"Selamat ulang tahun, jelek!”
Magali menggerutu pelan mendengar suara Jodhi di seberang telepon. Jodhi meneleponnya dari tengah samudra. “Kadonya apa?” tanya Magali tidak antusias. Dua puluh empat tahun hidup sebagai anak tunggal Jodhi tidak menjadikannya Cinderella atau Princess yang akan kebanjiran hadiah mahal atau keren. Jodhi tidak tahu apa-apa tentang dunia perempuan muda. Apalagi yang bernama Magali ini—sangat kebetulan—sama sekali berbeda dan tidak mau disamakan dengan perempuan-perempuan kebanyakan. Jadi, percuma saja kalaupun kadang Jodhi meminta saran dari teman-temannya yang punya anak gadis mengenai hadiah ulang tahun. Apa pun yang umumnya disukai anak perempuan, Magali tidak suka. Contoh sederhana saat Magali ulang tahun ke-10, Jodhi mendapat saran dari salah satu temannya yang kebetulan memiliki anak sebaya Magali. Saran terbaik menurut teman Jodhi itu, sepatu kets berwarna pink dengan aksen glitter, karena sedang tren. Saat Magali membuka kadonya, Jodhi nyaris menangis karena sang anak menatap dengan wajah mual.
“Kamu nggak suka?”
Magali cuma menggeleng sambil memasukkan kembali sepatu baru itu ke kotaknya.
“Jodhi nggak ngerti. Kata teman Jodhi, anakanak perempuan seumur kamu lagi suka banget sepatu kayak gini. Malah ini merek aslinya yang susah didapat, lho!” kata Jodhi terheran-heran.
“Aku nggak suka pakai barang yang sama dengan hampir semua anak perempuan di sekolahku, Jodhi!”
“Tapi kamu nggak pengin punya barang yang lagi disukai anak-anak seumuran kamu? Kan keren, apalagi ini asli!” Jodhi tidak menyerah.
“Mending Jodhi beliin aku sandal jepit hijau toska atau ungu muda, pokoknya yang warnanya jarang ada, aku pasti pakai! Aku nggak mau sama dengan semua teman di sekolahku. Nggak istimewa. Kata Nene, setiap perempuan itu istimewa, jadi jangan suka latah!”

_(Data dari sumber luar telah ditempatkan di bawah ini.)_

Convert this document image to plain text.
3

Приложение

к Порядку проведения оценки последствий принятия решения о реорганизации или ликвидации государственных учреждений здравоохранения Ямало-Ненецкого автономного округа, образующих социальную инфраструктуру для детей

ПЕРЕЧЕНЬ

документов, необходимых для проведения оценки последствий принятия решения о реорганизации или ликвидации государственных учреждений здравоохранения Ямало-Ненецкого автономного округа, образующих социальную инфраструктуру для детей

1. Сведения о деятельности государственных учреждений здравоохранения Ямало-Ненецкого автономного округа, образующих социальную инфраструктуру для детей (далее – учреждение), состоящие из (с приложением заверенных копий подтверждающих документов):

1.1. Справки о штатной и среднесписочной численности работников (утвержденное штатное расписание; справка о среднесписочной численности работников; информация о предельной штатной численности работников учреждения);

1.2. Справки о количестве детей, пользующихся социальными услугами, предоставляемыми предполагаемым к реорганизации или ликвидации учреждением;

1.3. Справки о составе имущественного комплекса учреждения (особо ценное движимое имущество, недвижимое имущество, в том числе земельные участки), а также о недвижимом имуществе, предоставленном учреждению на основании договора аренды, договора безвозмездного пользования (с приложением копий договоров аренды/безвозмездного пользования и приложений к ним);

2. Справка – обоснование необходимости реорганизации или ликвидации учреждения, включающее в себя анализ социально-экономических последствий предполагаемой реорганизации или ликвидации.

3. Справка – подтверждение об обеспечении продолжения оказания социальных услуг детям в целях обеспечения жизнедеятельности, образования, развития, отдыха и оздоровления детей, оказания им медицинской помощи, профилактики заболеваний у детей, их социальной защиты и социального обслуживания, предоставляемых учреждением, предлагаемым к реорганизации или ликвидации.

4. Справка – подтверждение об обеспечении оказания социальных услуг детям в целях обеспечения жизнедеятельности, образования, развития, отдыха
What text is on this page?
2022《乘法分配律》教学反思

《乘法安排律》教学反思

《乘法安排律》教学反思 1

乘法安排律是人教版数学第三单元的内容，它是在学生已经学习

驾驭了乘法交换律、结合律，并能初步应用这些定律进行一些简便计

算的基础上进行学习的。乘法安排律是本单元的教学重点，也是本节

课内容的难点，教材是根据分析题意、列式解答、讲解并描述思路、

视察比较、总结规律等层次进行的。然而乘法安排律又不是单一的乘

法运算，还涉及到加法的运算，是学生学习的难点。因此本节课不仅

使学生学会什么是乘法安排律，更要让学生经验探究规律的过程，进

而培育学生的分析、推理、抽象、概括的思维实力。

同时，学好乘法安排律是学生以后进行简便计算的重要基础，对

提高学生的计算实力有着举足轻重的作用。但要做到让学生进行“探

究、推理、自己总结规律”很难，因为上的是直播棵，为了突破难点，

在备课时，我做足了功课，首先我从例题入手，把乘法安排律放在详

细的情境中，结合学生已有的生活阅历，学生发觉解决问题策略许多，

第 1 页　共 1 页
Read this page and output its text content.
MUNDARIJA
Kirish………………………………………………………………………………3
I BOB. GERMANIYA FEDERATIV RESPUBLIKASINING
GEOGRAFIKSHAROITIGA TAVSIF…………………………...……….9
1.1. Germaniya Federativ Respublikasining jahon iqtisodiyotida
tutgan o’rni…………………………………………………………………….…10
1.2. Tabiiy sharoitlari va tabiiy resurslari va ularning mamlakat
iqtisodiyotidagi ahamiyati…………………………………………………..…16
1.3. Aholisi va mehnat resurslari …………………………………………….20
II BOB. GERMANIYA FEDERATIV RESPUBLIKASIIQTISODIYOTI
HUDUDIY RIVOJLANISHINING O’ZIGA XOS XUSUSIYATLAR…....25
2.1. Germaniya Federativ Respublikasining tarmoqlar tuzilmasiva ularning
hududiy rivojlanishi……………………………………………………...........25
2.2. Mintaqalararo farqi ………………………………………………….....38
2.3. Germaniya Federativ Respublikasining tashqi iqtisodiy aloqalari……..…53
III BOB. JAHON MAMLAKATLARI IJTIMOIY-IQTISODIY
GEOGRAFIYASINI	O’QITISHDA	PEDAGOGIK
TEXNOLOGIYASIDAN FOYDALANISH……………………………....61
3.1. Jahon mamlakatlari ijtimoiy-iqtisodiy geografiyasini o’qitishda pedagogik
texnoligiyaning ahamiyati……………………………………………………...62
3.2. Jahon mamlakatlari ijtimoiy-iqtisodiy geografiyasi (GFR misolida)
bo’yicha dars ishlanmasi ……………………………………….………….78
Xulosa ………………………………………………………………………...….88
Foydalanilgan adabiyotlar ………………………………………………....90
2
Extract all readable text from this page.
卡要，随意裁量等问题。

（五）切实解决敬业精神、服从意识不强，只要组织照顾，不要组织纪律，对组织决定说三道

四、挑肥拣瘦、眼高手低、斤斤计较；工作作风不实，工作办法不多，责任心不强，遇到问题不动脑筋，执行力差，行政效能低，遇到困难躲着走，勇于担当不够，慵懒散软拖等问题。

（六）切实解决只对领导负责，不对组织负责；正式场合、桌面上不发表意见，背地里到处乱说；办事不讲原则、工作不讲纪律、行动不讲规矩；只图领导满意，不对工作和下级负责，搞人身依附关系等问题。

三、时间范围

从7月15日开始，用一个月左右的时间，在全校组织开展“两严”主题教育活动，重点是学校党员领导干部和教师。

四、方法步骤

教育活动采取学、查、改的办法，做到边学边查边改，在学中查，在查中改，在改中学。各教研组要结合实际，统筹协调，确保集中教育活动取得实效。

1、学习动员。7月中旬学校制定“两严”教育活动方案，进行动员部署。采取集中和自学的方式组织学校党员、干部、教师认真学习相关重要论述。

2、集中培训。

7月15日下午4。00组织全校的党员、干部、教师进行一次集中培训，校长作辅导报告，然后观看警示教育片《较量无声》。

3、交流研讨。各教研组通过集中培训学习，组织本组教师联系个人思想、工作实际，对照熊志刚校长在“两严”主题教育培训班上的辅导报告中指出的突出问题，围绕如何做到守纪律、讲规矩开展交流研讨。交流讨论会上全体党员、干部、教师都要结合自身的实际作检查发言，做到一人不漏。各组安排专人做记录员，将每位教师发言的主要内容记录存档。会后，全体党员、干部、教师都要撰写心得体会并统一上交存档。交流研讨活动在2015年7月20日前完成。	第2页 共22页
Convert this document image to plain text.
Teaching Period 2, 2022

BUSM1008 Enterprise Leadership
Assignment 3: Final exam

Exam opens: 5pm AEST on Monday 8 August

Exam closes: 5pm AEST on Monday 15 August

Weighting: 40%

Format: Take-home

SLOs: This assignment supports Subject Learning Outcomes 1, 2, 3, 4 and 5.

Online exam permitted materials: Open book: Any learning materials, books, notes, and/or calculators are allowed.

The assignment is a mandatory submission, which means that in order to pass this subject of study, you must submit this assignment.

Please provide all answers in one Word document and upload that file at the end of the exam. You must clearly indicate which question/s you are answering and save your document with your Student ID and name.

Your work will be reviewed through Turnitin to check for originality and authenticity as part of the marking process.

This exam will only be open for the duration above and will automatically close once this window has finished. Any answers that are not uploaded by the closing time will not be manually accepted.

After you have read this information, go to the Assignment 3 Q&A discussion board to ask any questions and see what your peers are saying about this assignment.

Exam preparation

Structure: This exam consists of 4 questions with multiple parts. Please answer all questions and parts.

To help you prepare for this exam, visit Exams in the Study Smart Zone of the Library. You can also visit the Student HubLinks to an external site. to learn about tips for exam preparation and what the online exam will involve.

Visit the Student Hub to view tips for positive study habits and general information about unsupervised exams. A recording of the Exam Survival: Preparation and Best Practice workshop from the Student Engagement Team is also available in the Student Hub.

Oh, jadi Nene! Jodhi menggeram dalam hati lalu menelan ludah pasrah. Tidak mungkin rasanya menyalahkan Nene dalam hal ini. Nene adalah satu-satunya perempuan dewasa dalam hidup Magali. Tidak ada alasan untuk mengatakan Nene salah mendidik Magali, sebab Jodhi tidak menikah lagi dan memberikan ibu baru untuk putrinya. Bagi Jodhi sekarang atau kapan pun bukan saat yang tepat membagi perhatiannya dengan satu perempuan lagi. Dengan dua perempuan saja— Magali dan Nene—Jodhi sudah nyaris tak punya sisa waktu lagi. Apalagi pekerjaan Jodhi memang tidak lazim. “Kayaknya tahun ini Jodhi akan coba cari sesuatu yang benar-benar kamu suka. Jodhi masih penasaran, gimana sih, bikin, kamu senang? Hahahaha ....” Jodhi tergelak di seberang sana, dari tengah-tengah lautan luas yang dia sendiri tidak bisa menunjukkannya di peta dunia.
“What? Dua puluh empat tahun jadi ayahku dan Jodhi masih tidak tahu?”
“Bukan salah Jodhi sepenuhnya! Kamu sendiri bukan anak yang gampang dibuat senang. So, wajar aja, kan, Jodhi kesulitan?”
“Paling gampang kalau Jodhi ada di sini setiap aku ulang tahun. Sepertinya tinggal satu hal itu yang belum pernah Jodhi kasih ke aku selama ini,” kata Magali dengan suara pelan.
Terdengar desahan napas berat dari gagang telepon di tangan Magali. Seketika dia menyesal. Kadang sifat blakblakan itu membuat Magali berada dalam posisi sulit dan merasa bersalah. Damn!
“Bukan, bukan .... Aku nggak maksud bikin Jodhi susah! Bener, deh! Udahlah, jangan dimasukkin ke hati, kayak nggak tahu aku aja! Santai aja, Jod! Aku juga tahu kok, orang-orang yang kerjanya di kapal pesiar kayak Jodhi itu paling nggak mungkin libur di bulan Desember. Saat musim liburan sedang rame-ramenya.” Magali berusaha mengembalikan suasana hati Jodhi seperti semula. Semata agar dirinya juga bisa merasa tenang. Anak macam apa yang membuat susah hati ayahnya padahal dia tahu sang ayah sedang banting tulang demi dirinya?